The run defense is really where Adams tends to shine, hence the early projections that have him filling more of a box-safety role at the next level. He tackles like a linebacker, and he reads plays like one, as well.
But he’s no slouch in coverage, even if that may be seen as the lesser aspect of his game. As Adams said in the above quote from the combine, he can—and has—handled a number of different alignments out of the secondary. His physicality allows him to drive receivers off course early, and he has the quick feet (4.13-second short shuttle) to stay in sync with routes.
Adams is the type of safety around which a defense can be built. He’s tough and smart, with the game to span the entirety of the field.
Weaknesses: There should be few concerns about Adams’s game when he is pulled up tight to the line of scrimmage. Can he handle himself against NFL receivers and passing schemes when used extensively in coverage? That’s really the main question following him into the draft. Teams may not view him as a true centerfielder in the secondary, so Adams will have to show that he can translate his college coverages to the next level—odds are, he’ll be spending a lot of time in the slot if opponents spread the field.
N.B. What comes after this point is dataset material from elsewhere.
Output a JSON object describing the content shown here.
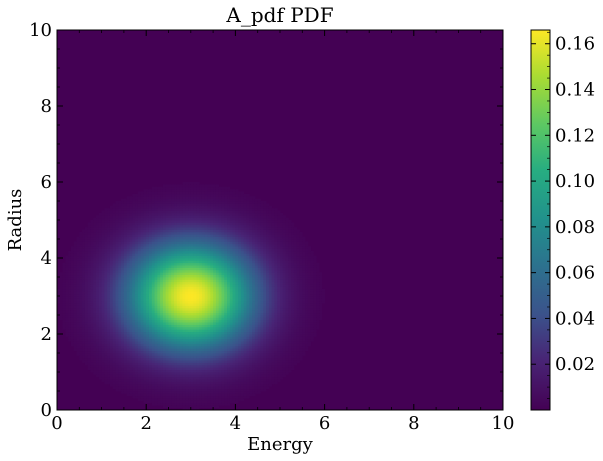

His speed at the combine (4.56-second 40) was decent, but nothing exciting. That time did drop dramatically at his pro day, to a reported 4.33, although pro-day numbers usually skew in the player’s favor.
Adams can get burned, from time to time, with his aggressive approach against the run. He’ll get caught in traffic trying to pursue. It’s a rare occurrence, though, and in general the weaknesses with his game are difficult to spot.